Yes but I still think there's an anthropic principle going on here. Consider: the Moon has always been closer to Earth (on average) than it is at the present day. The tidal drag is pushing it in one direction only: outwards. So there have always been total eclipses, ever since the Moon first got into orbit around Earth. It's in the far future (several million years hence) that the prospect for total eclipses looks doubtful.

And plenty of other moons in the Solar System can cause total eclipses, as viewed from their primary. All four Galileans, plus Amalthea, can do so, in the case of Jupiter, for example.

It's the fact that the Moon (at perigee) only just covers the Sun's photosphere, with little to spare, which is the coincidence. This is what allows those of us who are lucky enough, to get the best possible view of the Corona.

This isn't something that's happened suddenly, of course, I guess for many millennia it's been like this.
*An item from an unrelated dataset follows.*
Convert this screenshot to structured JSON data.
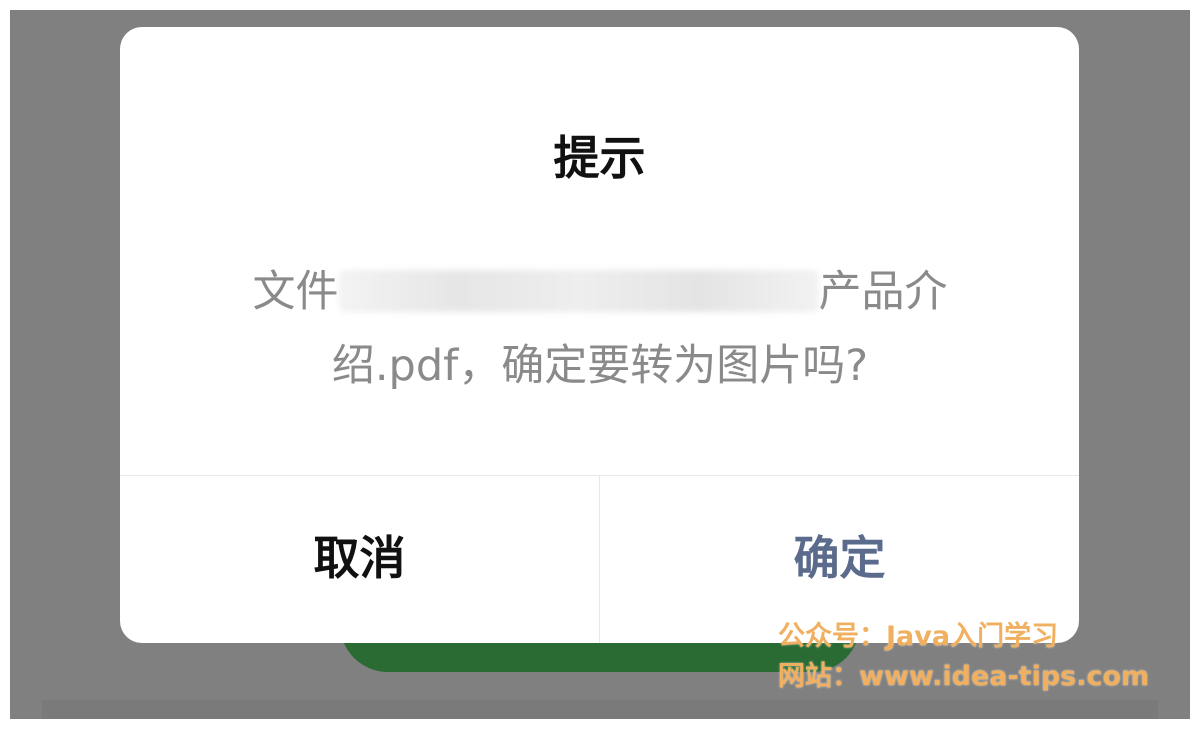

And these many millennia are also the period in time in which Homo sapiens (and earlier species of Homo) have evolved into beings with a reasonable level of intelligence (some may dispute the 'reasonable').

Has this 'coincidence' had any part to play in our evolution?

All right, I'm sure some of you may argue, what about the dinosaurs, weren't they endowed with a lot more intelligence than they're usually (and stereotypically) credited with? Maybe. Whether the cleverest of our dinosaurs went to places where they could observe a total eclipse, and were able to appreciate the spectacle, I can't tell you....;)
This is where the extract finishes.